Apesar do sucesso da propaganda petista, o expediente deve ser usado com parcimônia, avalia o cientista político Carlos Eduardo Borenstein, da consultoria Arko Advice. Com experiências em campanhas desde 1994, ele destaca o risco de o bate-boca transformar em mártir o alvo dos ataques mais pesados. E ainda pode reduzir o interesse pela eleição.

- Nos Estados Unidos, quem ataca mais costuma ter a preferência do eleitorado. No Brasil, há uma preferência pela vítima. O artifício do medo funciona por tempo limitado. Chega um momento em que o eleitor quer saber mais do futuro - opina.

Agressividade deriva da polarização, diz analista

Troca de farpas e baixarias fazem parte da história. Em 1989, Fernando Collor divulgou o depoimento de Miriam Cordeiro, ex-namorada de Lula, no qual ela acusava o petista de ter oferecido dinheiro para fazer aborto. Surgiram denúncias de que a entrevista havia sido paga, e Lula apareceu na TV ao lado da filha.

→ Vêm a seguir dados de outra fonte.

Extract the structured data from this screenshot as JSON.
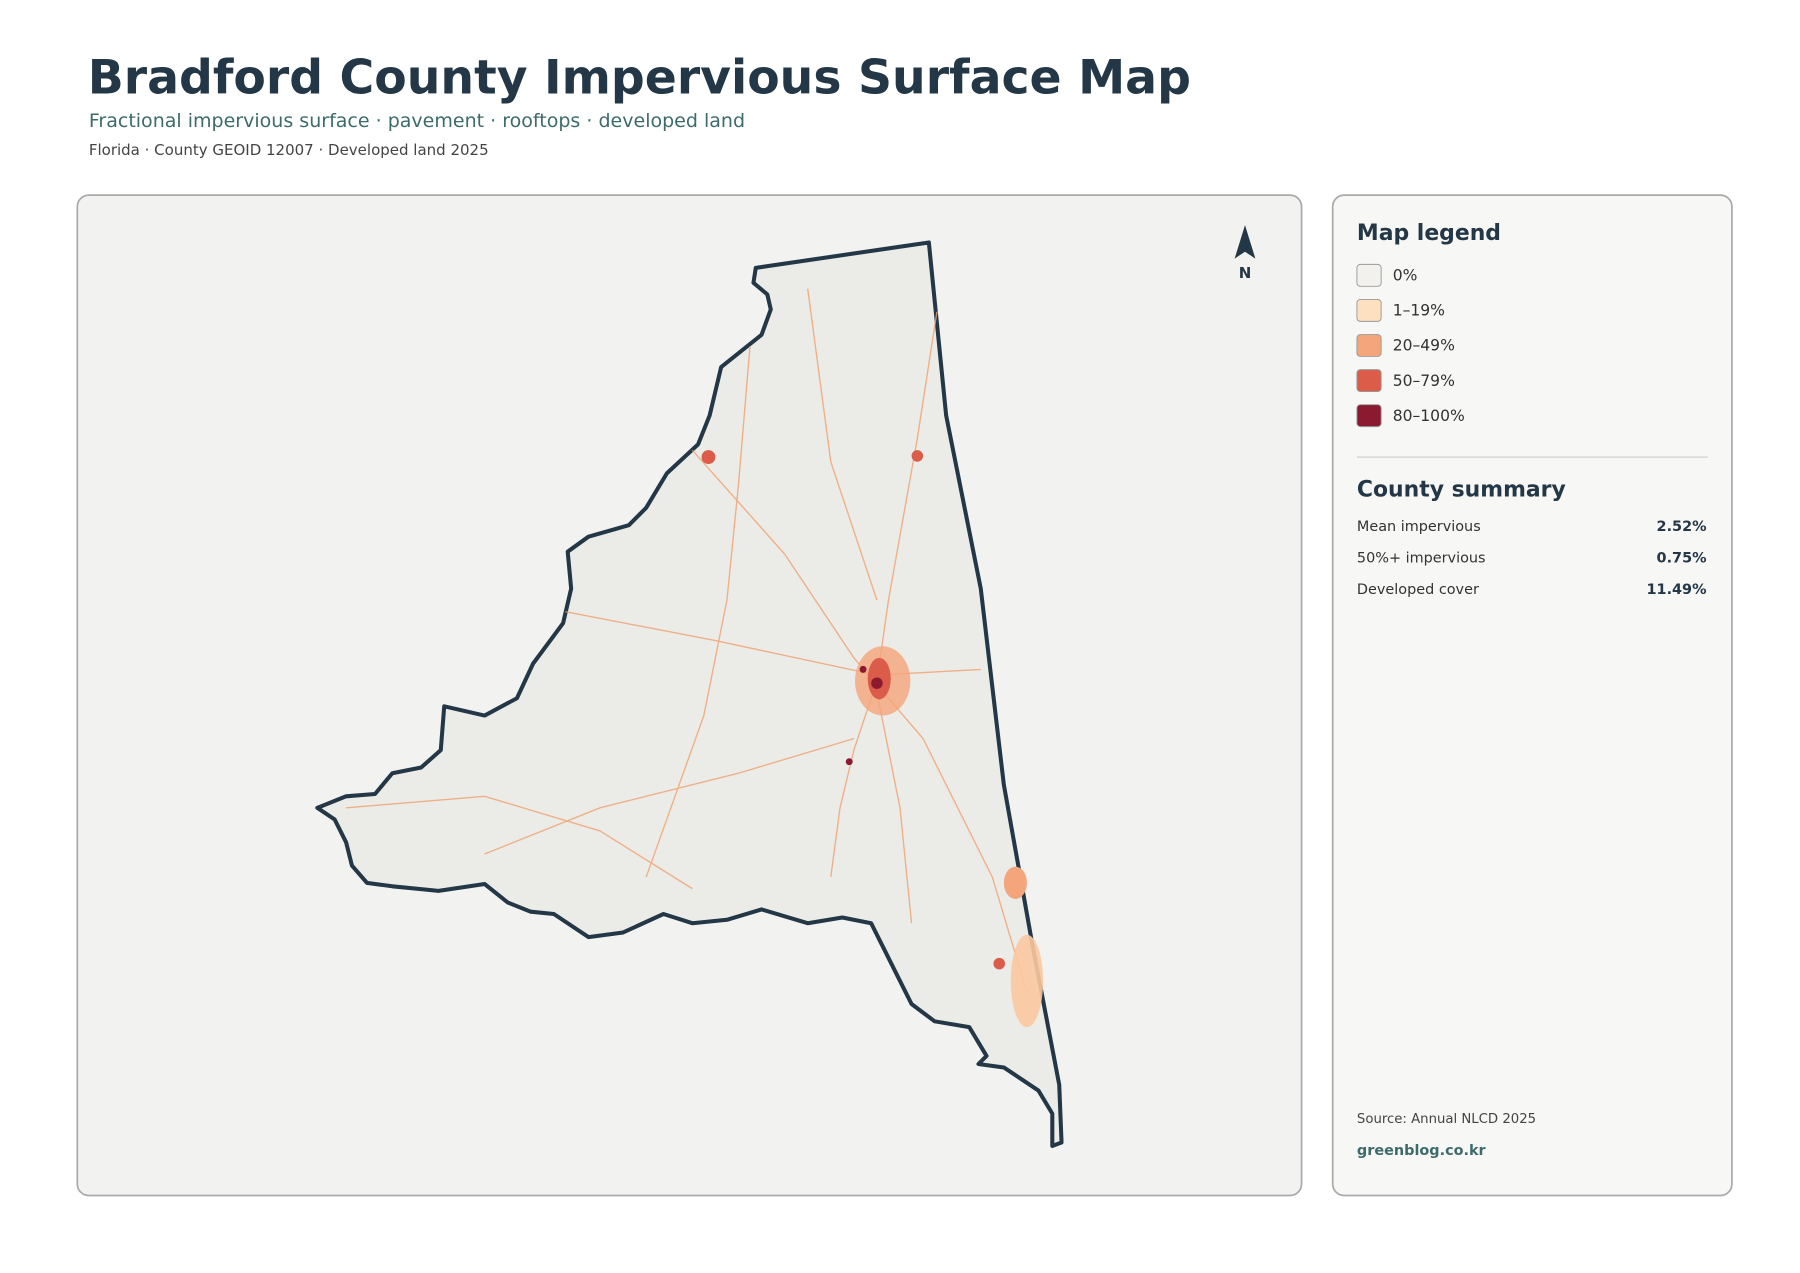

Ataques pessoais ou programáticos costumam ser ingredientes de vitória nas urnas. A tentativa de 2002 fracassou e ainda rende piadas com o vídeo em que atriz Regina Duarte aparece "com medo" do ex-metalúrgico. No governo, o PT repetiu o coro para defender Lula em 2006 e, agora, Dilma. Em maio, na propaganda dos "fantasmas do passado", pessoas hoje empregadas se imaginavam sem trabalho e buscando comida no lixo.

Professor de Ciência Política da Universidade do Estado do Rio de Janeiro (Uerj), Fernando Lattman-Weltman considera baixo e agressivo o nível do debate em 2014, diferentemente do de 2010, quando Lula desfrutava de aprovação alta, com clima mais favorável à continuidade.

- Os candidatos perdem mais tempo atacando os rivais do que defendendo suas ideias. Deixa a impressão de que a vitória do adversário será o fim do mundo - opina.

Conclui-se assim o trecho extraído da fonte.